Laser Printer Vs. Inkjet: Which Is Better?
If you’ve recently been in the market for a printer, choosing between laser and inkjet printers can be a challenge. The solution is pretty clear: it all depends on the type of print. We’ll explain.
Laser Printer vs. Inkjet: What’s the Difference?
While it’s not essential to know which one is better, it’s a good idea to understand how each technology works and why it’s called that.
Inkjet printers do what they sound like: They have a tiny nozzle that lets a tiny drop of ink drip onto one side. Depending on the printer, this can be one color for monochrome printers, and even up to six for really high-quality multi-color printers.
Laser printers, on the other hand, are a little more complicated.

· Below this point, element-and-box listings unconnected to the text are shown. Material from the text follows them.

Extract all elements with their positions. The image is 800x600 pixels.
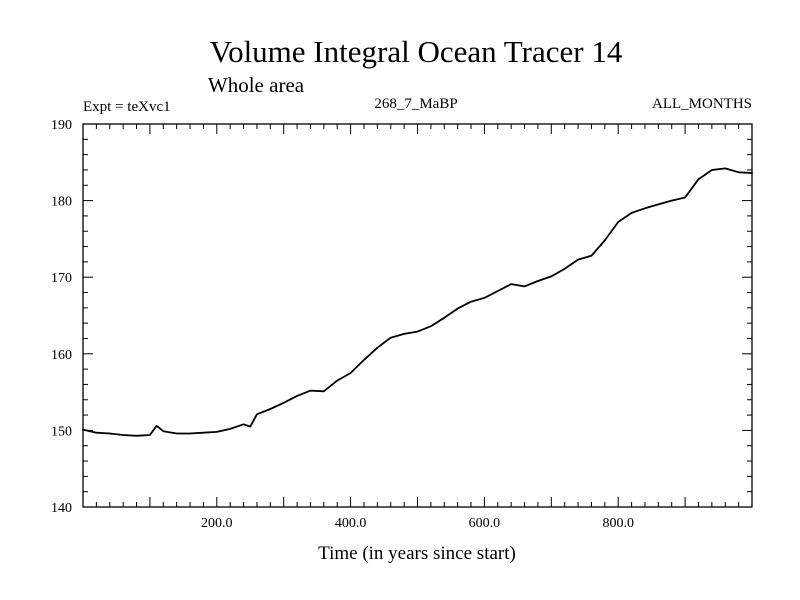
plot-frame [82, 123, 753, 508]
y-tick-label: 170 [51, 271, 72, 286]
x-tick-label: 800.0 [602, 516, 634, 531]
series-line [82, 167, 753, 437]
x-axis-label: Time (in years since start) [318, 543, 516, 564]
x-tick-label: 400.0 [335, 516, 367, 531]
x-tick-label: 600.0 [469, 516, 501, 531]
y-tick-label: 180 [51, 195, 72, 210]
x-tick-label: 200.0 [201, 516, 233, 531]
months-label: ALL_MONTHS [652, 96, 752, 112]
data-series [82, 167, 753, 437]
chart-subtitle: Whole area [208, 73, 305, 97]
y-tick-label: 190 [51, 118, 72, 133]
chart-title: Volume Integral Ocean Tracer 14 [210, 34, 623, 69]
run-label: 268_7_MaBP [374, 96, 457, 112]
y-tick-label: 160 [51, 348, 72, 363]
y-tick-label: 140 [51, 501, 72, 516]
expt-label: Expt = teXvc1 [83, 99, 171, 115]
axes: 200.0 400.0 600.0 800.0 140 150 160 170 180 190 [51, 118, 752, 531]
y-tick-label: 150 [51, 424, 72, 439]
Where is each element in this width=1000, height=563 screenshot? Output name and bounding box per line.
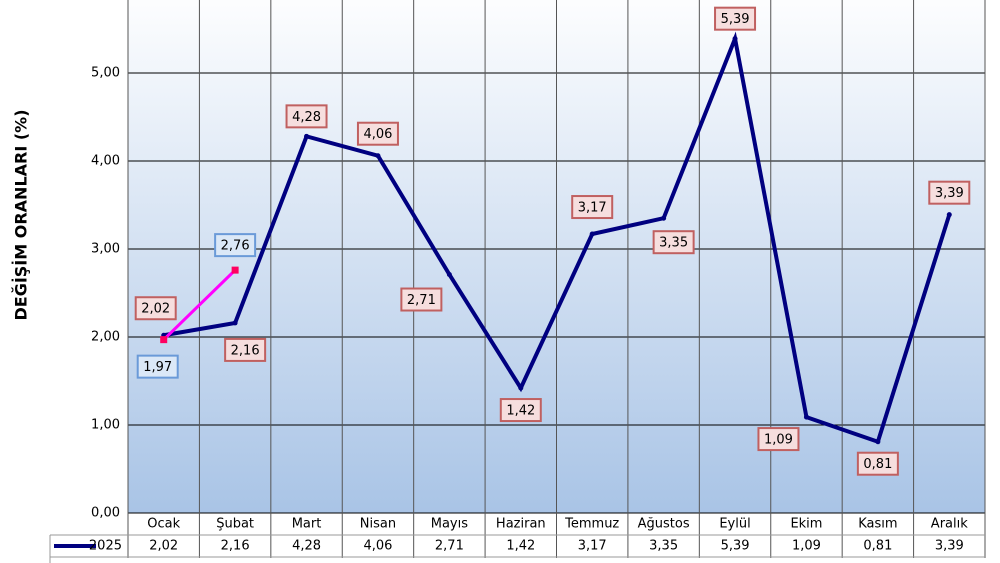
point-marker — [661, 215, 667, 221]
data-label-box — [856, 451, 899, 476]
table-value: 2,71 — [435, 539, 464, 554]
point-marker — [518, 385, 524, 391]
x-tick-label: Kasım — [858, 517, 897, 532]
y-tick-label: 0,00 — [91, 506, 120, 521]
table-value: 0,81 — [863, 539, 892, 554]
data-label: 3,35 — [659, 236, 688, 251]
data-label: 5,39 — [721, 12, 750, 27]
y-tick-label: 4,00 — [91, 154, 120, 169]
x-tick-label: Mayıs — [431, 517, 468, 532]
series-line — [163, 31, 952, 445]
x-tick-label: Ağustos — [638, 517, 690, 532]
data-label: 2,76 — [221, 239, 250, 254]
data-label-box — [356, 121, 399, 146]
y-tick-label: 3,00 — [91, 242, 120, 257]
data-label-box — [928, 180, 971, 205]
data-label: 2,02 — [141, 302, 170, 317]
y-axis-title: DEĞİŞİM ORANLARI (%) — [12, 109, 31, 320]
data-label-box — [136, 354, 179, 379]
table-value: 2,02 — [149, 539, 178, 554]
table-value: 1,42 — [506, 539, 535, 554]
x-tick-label: Mart — [292, 517, 322, 532]
data-label-box — [757, 427, 800, 452]
data-label-box — [285, 104, 328, 129]
point-marker — [231, 266, 239, 274]
table-value: 4,06 — [363, 539, 392, 554]
y-tick-label: 2,00 — [91, 330, 120, 345]
x-tick-label: Nisan — [360, 517, 396, 532]
data-label-box — [400, 287, 443, 312]
data-label: 3,17 — [578, 201, 607, 216]
table-value: 5,39 — [721, 539, 750, 554]
x-tick-label: Aralık — [931, 517, 968, 532]
data-label-box — [214, 233, 257, 258]
series-line — [162, 269, 237, 341]
table-value: 3,35 — [649, 539, 678, 554]
point-marker — [803, 414, 809, 420]
data-label-box — [224, 337, 267, 362]
data-label-box — [652, 230, 695, 255]
data-label: 0,81 — [863, 457, 892, 472]
data-label-box — [714, 6, 757, 31]
x-tick-label: Eylül — [719, 517, 750, 532]
data-label: 1,42 — [506, 404, 535, 419]
table-value: 3,39 — [935, 539, 964, 554]
point-marker — [160, 336, 168, 344]
point-marker — [589, 231, 595, 237]
data-label: 3,39 — [935, 186, 964, 201]
data-label: 4,06 — [363, 127, 392, 142]
data-label-box — [571, 195, 614, 220]
data-label: 1,97 — [143, 360, 172, 375]
point-marker — [946, 212, 952, 218]
data-label-box — [499, 398, 542, 423]
point-marker — [446, 272, 452, 278]
point-marker — [232, 320, 238, 326]
x-tick-label: Şubat — [216, 517, 254, 532]
table-value: 2,16 — [221, 539, 250, 554]
point-marker — [875, 439, 881, 445]
x-tick-label: Ekim — [790, 517, 822, 532]
table-value: 1,09 — [792, 539, 821, 554]
x-tick-label: Ocak — [147, 517, 180, 532]
data-label: 2,16 — [231, 343, 260, 358]
data-label: 2,71 — [407, 293, 436, 308]
legend-label: 2025 — [89, 539, 122, 554]
point-marker — [732, 36, 738, 42]
x-tick-label: Haziran — [496, 517, 546, 532]
point-marker — [304, 133, 310, 139]
data-label-box — [134, 296, 177, 321]
data-label: 4,28 — [292, 110, 321, 125]
point-marker — [375, 153, 381, 159]
table-value: 4,28 — [292, 539, 321, 554]
x-tick-label: Temmuz — [564, 517, 619, 532]
table-value: 3,17 — [578, 539, 607, 554]
y-tick-label: 1,00 — [91, 418, 120, 433]
y-tick-label: 5,00 — [91, 66, 120, 81]
data-label: 1,09 — [764, 433, 793, 448]
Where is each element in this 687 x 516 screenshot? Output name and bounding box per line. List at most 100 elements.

Instead of ink, they use a powder that is layered on the paper and melted together with a heated drum. Again, similar to inkjet printers, you can use both monochrome and multicolor laser printers as required.
Many modern printers are all-in-ones (AIOs), regardless of whether they are inkjet or laser printers. This means that in addition to their normal printing function, they can often also scan, copy and send faxes.
Laser printer vs. inkjet: quality
For the most part, both printer types have a relatively good print quality, even if you use the cheaper printer variants. Unless you are consistently printing high quality photo pages, or relying on them for your income, quality shouldn’t be a huge factor for you. That being said, there are a few important things to keep in mind.
Inkjet printers are usually better for high quality photographic work, and that’s largely due to the use of ink. You can achieve a much wider color profile, especially when more color cartridges are used. For example the Epson Expression XP-970 It is the only printer that uses six different cartridges, so it can produce unprecedented photo quality at the consumer level.
A disadvantage of inkjet printers is that they can sometimes smear, depending on the type of ink used. When buying ink, try to avoid dye-based inks, as these are the kind that smear, while pigment-based inks tend to dry quickly and therefore have no problem with smudging.
Laser printers, on the other hand, are great for printing text. Not only is there no risk of smudging, but the text itself tends to be a lot crisper and clearer compared to inkjet. Laser printers can often print in a smaller font while maintaining clarity.
Laser Printer vs. Inkjet: Cost
The real question when buying a laser or inkjet printer is cost, but not what you might expect.
While inkjet printers are pretty cheap to buy upfront when compared to laser printers, their real cost comes from purchasing the ink. Printer ink is known to be expensive and the cost per printed page can be surprisingly high.
To give you an idea, a single color page of text can easily cost 10 to 12 cents per page on some printers. For color, you’ll see 20 cents, or even 30 cents per page in some cases, which adds up if you’re printing a lot of color.
Note: A new technology that has caught on is printers with ink tanks that do not require ink cartridges. These can be refilled at your home and can cut the cost of a page to a few cents, or sometimes even less. The only downside is that you have to deal with ink and refills, which may not be suitable for those who are not very familiar with the technique.
Laser printers, on the other hand, are significantly more expensive to purchase in advance, sometimes even twice as expensive in the lower budget range, but their cartridge life is many times higher than that of ink. For example, black and white printing costs only 3 to 4 cents on average and color printing about 10 to 15 cents per page on average. But as you can see, that’s half or even a third of the cost of ink.
Besides being cheaper, laser printers are generally much faster than inkjet printers and can sometimes print up to twice as fast.
Laser Printer vs. Inkjet: Final Findings
So which of the two technologies should you choose? While each person’s case may be different, there are some general starting points.
In most cases, if you don’t do a lot of color printing, it is better to use a laser printer. While the initial cost of buying a laser printer is higher than an inkjet printer, the long-term cost of printing many black and white documents is low. If you want to print a lot of pages, a laser printer is a better deal.
On the other hand, if you do a lot of color printing, inkjet is a better option. While the cost per page (CPP) is quite high, you probably won’t get better color quality from a laser printer unless you choose a high-end quality that is not available to most consumers. If you’re brave enough, you can also buy an ink tank printer that can absolutely help with the astronomical CPP of inkjet printing.